Prior to joining the LSU faculty in 2006, Mann spent more than 20 years in the political arena. He worked for three United States senators and a Louisiana governor, including positions as communications director for Gov. Kathleen Blanco, state director and press secretary for Sen. John Breaux, campaign press secretary for Sen. J. Bennett Johnston and press secretary for Sen. Russell Long.
Mann's essays and reviews have appeared in numerous publications, including the New York Times, the Boston Globe, Politico and the New Orleans Times-Picayune. He has discussed his research and appeared as a political analyst on numerous national television and radio programs, including MSNBC, CBS News, ABC News and National Public Radio. During the 2012 elections, he was a frequent commentator on MSNBC's "Jansing & Company," where he offered analysis of political advertising. He is also a political analyst for WBRZ-TV in Baton Rouge.
Stine served in the Louisiana House of Representatives in the mid 1980s and was selected by Gov. Buddy Roemer to serve as his commissioner of administration from 1988-1992.
In addition to serving as CEO of his family-owned chain of hardware and home-improvement stores with locations across Louisiana and Mississippi, Stine is also currently the vice chairman of the board of directors of CHRISTUS Health Systems. He has served as interim port director for the Port of Lake Charles, board member for both the Louisiana Recovery Authority and the Federal Home Loan Bank of Dallas, chairman of both the Council for Better Louisiana and the CHRISTUS St. Patrick Hospital Board and president of the Louisiana Lumber Dealers Association.
Stine is a McNeese graduate with both a bachelor's degree in accounting and a Master of Business Administration degree, as well as a graduate of the John F. Kennedy School of Government Sr. Executive Program.
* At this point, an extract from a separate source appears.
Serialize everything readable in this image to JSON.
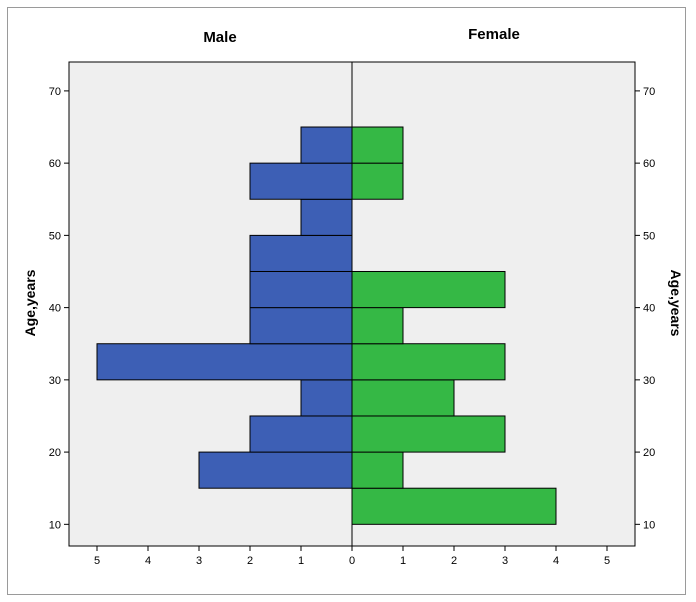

The annual McLeod Lecture Series honors the late Bill McLeod, a prominent retired district judge and former state legislator. McLeod, who died in 2003, practiced law in Lake Charles for 33 years until he was elected to a six-year term as district judge in 1990. He reentered the private practice of law upon his retirement from the bench in 1997. A distinguished public servant, McLeod also served 23 years in the Louisiana Legislature. All research materials, records and artifacts pertaining to the annual lecture will become a part of the McNeese Library Archives.
The 2013 William L. McLeod Scholar is Emily Dickerson, a McNeese senior government major from Westlake. She is a member of the McNeese Pre-Law and Politics Society, the National Political Science Honor Society, Phi Beta Lambda and the Federalists Society. She is also a recipient of multiple awards and scholarships, including the Fred H. Sievert Jr. Memorial Scholarship and the Southwest Louisiana Bar Auxiliary Scholarship.
Dr. Thomas Laehn, assistant professor of government, holds the McLeod Endowed Professorship at McNeese. Laehn received his bachelor's degree in political science and philosophy at Drake University in Des Moines and his master's degree and doctorate in political science at Louisiana State University. He teaches courses in political theory, American constitutional law and American political institutions.